CONAKRY- En sortant de chez lui le jeudi 07 novembre dernier pour répondre à l’appel du Front National pour la Défense de la Constitution, Oumar Pathé Barry ne pouvait pas imaginer que son nom allait faire le tour du monde. Son courage, sa pugnacité, la force inébranlable de ses convictions  sont citées aujourd’hui  en exemple par ceux qui sont opposés au projet de troisième mandat d’Alpha Condé.

Malgré son « handicap physique », ce jeune homme âgé d’une vingtaine d’années, s’appuyant sur ses béquilles,  a bravé le soleil de plomb pour marcher sur le chaudron pour défendre  un idéal qui lui tient à cœur. Celui de protéger la Loi fondamentale du pays que les partisans du président Alpha Condé veulent faire abroger. Oumar Pathé Barry est considéré comme le "héros" de la manifestation du FNDC le jeudi 7 novembre 2019.

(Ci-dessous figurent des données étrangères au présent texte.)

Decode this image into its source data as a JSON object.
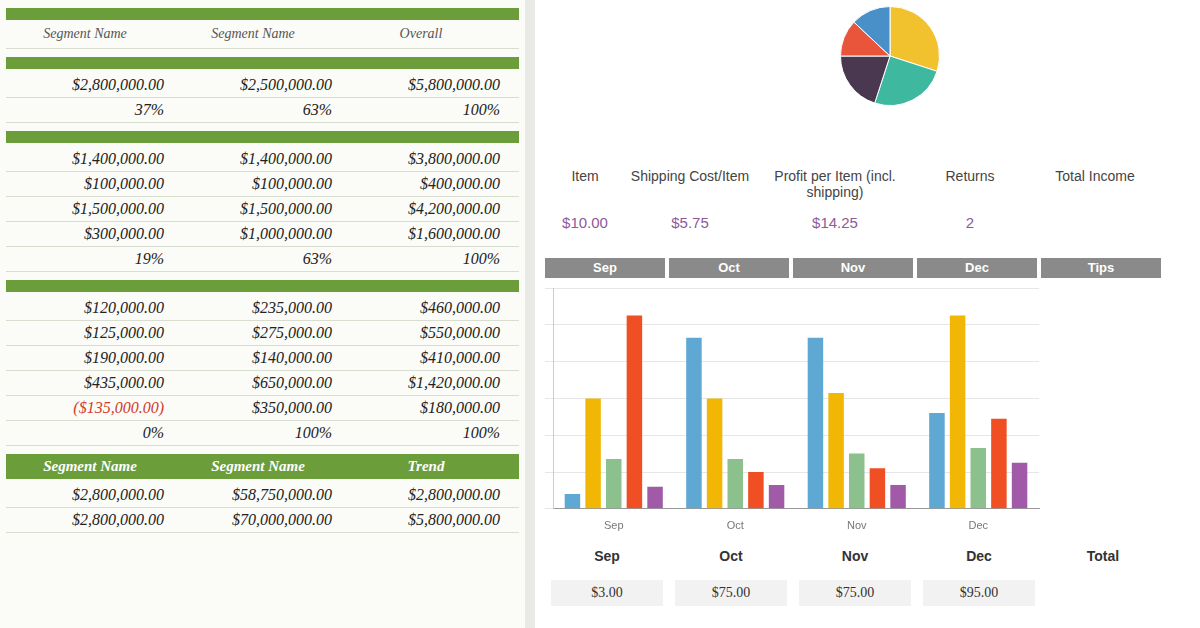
{
  "table": {
    "header": [
      "Segment Name",
      "Segment Name",
      "Overall"
    ],
    "sections": [
      {
        "rows": [
          [
            "$2,800,000.00",
            "$2,500,000.00",
            "$5,800,000.00"
          ],
          [
            "37%",
            "63%",
            "100%"
          ]
        ]
      },
      {
        "rows": [
          [
            "$1,400,000.00",
            "$1,400,000.00",
            "$3,800,000.00"
          ],
          [
            "$100,000.00",
            "$100,000.00",
            "$400,000.00"
          ],
          [
            "$1,500,000.00",
            "$1,500,000.00",
            "$4,200,000.00"
          ],
          [
            "$300,000.00",
            "$1,000,000.00",
            "$1,600,000.00"
          ],
          [
            "19%",
            "63%",
            "100%"
          ]
        ]
      },
      {
        "rows": [
          [
            "$120,000.00",
            "$235,000.00",
            "$460,000.00"
          ],
          [
            "$125,000.00",
            "$275,000.00",
            "$550,000.00"
          ],
          [
            "$190,000.00",
            "$140,000.00",
            "$410,000.00"
          ],
          [
            "$435,000.00",
            "$650,000.00",
            "$1,420,000.00"
          ],
          [
            "($135,000.00)",
            "$350,000.00",
            "$180,000.00"
          ],
          [
            "0%",
            "100%",
            "100%"
          ]
        ]
      },
      {
        "header": [
          "Segment Name",
          "Segment Name",
          "Trend"
        ],
        "rows": [
          [
            "$2,800,000.00",
            "$58,750,000.00",
            "$2,800,000.00"
          ],
          [
            "$2,800,000.00",
            "$70,000,000.00",
            "$5,800,000.00"
          ]
        ]
      }
    ]
  },
  "summary": {
    "headers": [
      "Item",
      "Shipping Cost/Item",
      "Profit per Item (incl. shipping)",
      "Returns",
      "Total Income"
    ],
    "values": [
      "$10.00",
      "$5.75",
      "$14.25",
      "2",
      null
    ]
  },
  "month_header": [
    "Sep",
    "Oct",
    "Nov",
    "Dec",
    "Tips"
  ],
  "chart_data": [
    {
      "type": "bar",
      "categories": [
        "Sep",
        "Oct",
        "Nov",
        "Dec"
      ],
      "series": [
        {
          "color": "#5fa8d3",
          "values": [
            8,
            93,
            93,
            52
          ]
        },
        {
          "color": "#f2b705",
          "values": [
            60,
            60,
            63,
            105
          ]
        },
        {
          "color": "#8cc08c",
          "values": [
            27,
            27,
            30,
            33
          ]
        },
        {
          "color": "#f04e23",
          "values": [
            105,
            20,
            22,
            49
          ]
        },
        {
          "color": "#a05aa8",
          "values": [
            12,
            13,
            13,
            25
          ]
        }
      ],
      "ylim": [
        0,
        120
      ],
      "yticks": [
        0,
        20,
        40,
        60,
        80,
        100,
        120
      ],
      "grid": true,
      "tick_labels": "x"
    },
    {
      "type": "pie",
      "values": [
        30,
        25,
        20,
        12,
        13
      ],
      "colors": [
        "#f2c12e",
        "#3fb8a0",
        "#4a3850",
        "#e8553a",
        "#4a90c8"
      ]
    }
  ],
  "totals_row": {
    "headers": [
      "Sep",
      "Oct",
      "Nov",
      "Dec",
      "Total"
    ],
    "values": [
      "$3.00",
      "$75.00",
      "$75.00",
      "$95.00",
      null
    ]
  }
}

Vêtu d’un tee-shirt rouge, couleur du FNDC, ce jeune diplômé a marché dare-dare avec le magma humain qui a déferlé vers la terrasse du stade 28 septembre pour défendre la constitution de mai 2010. L’histoire de ce jeune infirme est toute particulière. Oumar Pathé Barry a perdu son pied gauche amputé il y a de cela dix ans dans des mouvements de lutte pour l’instauration de la démocratie en Guinée. Les faits remontent en 2009 lorsqu’il est tombé dans une embuscade à Cosa alors que des militaires tiraient dans tous les sens pour disperser une foule qui réclamait l’instauration de la démocratie. Une décennie après, ce triste épisode qui est resté gravé dans sa mémoire, n’a guère ébranlé sa force mentale et sa conviction. Au contraire, cela a renforcé davantage ses convictions pour la défense de cce qu'il considère comme étant des causes nobles. Il s'agit selon lui de la Défense des la Lois de la République.

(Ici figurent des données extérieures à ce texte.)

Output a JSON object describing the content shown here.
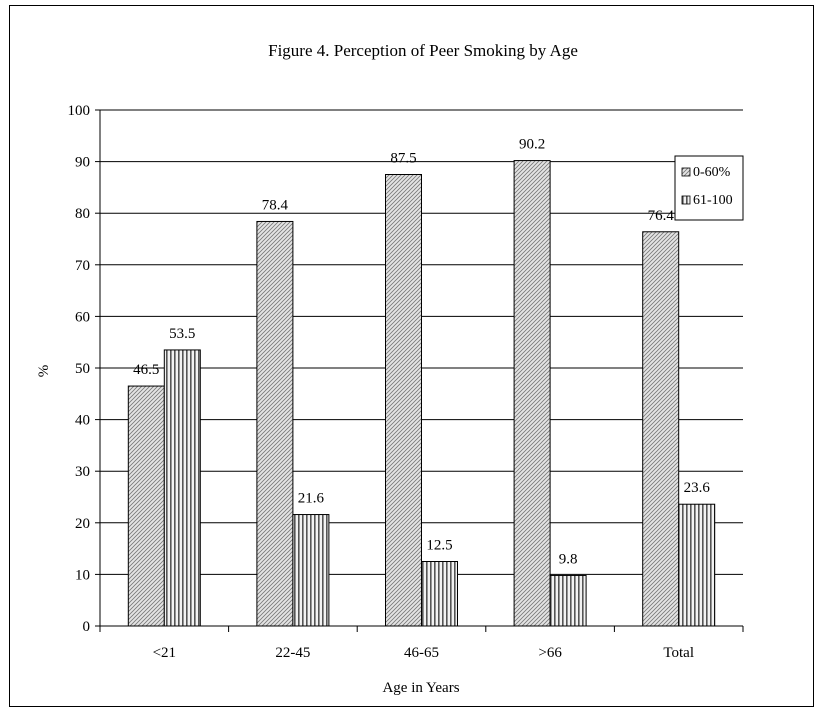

Rencontré par un journaliste de notre rédaction, Oumar Pathé Barry nous a confié que malgré son handicap il se battra pour défendre les Lois de la République. Même n’étant pas membre du FNDC pour le moment, ce jeune infirme promet de participer à toutes les manifestions qu’organisera le FNDC si celles-ci sont autorisées.

« Ma participation d’hier à la marche pour défendre la constitution est liée à beaucoup de choses. Premièrement, tout le monde sait que nos actuels dirigeants gèrent notre pays de façon anormale. En tant qu’infirme j’ai marché pour défendre la liberté, nos droits et plus particulièrement les droits de nous les handicapés. Je ne suis pas membre du FNDC, j’ai participé à cette marche en tant que citoyen libre. Mais si le FNDC organise des marches et qu’elles soient autorisées par nos autorités, je participerais toujours pour défendre nos Lois », nous a confié Oumar Pathé Barry.

Ce diplômé en administration qui gère aujourd’hui un kiosque de transfert d’argent appelle tous ceux qui jusque-là hésitent, à se joindre au combat que mène le FNDC pour défendre la Constitution.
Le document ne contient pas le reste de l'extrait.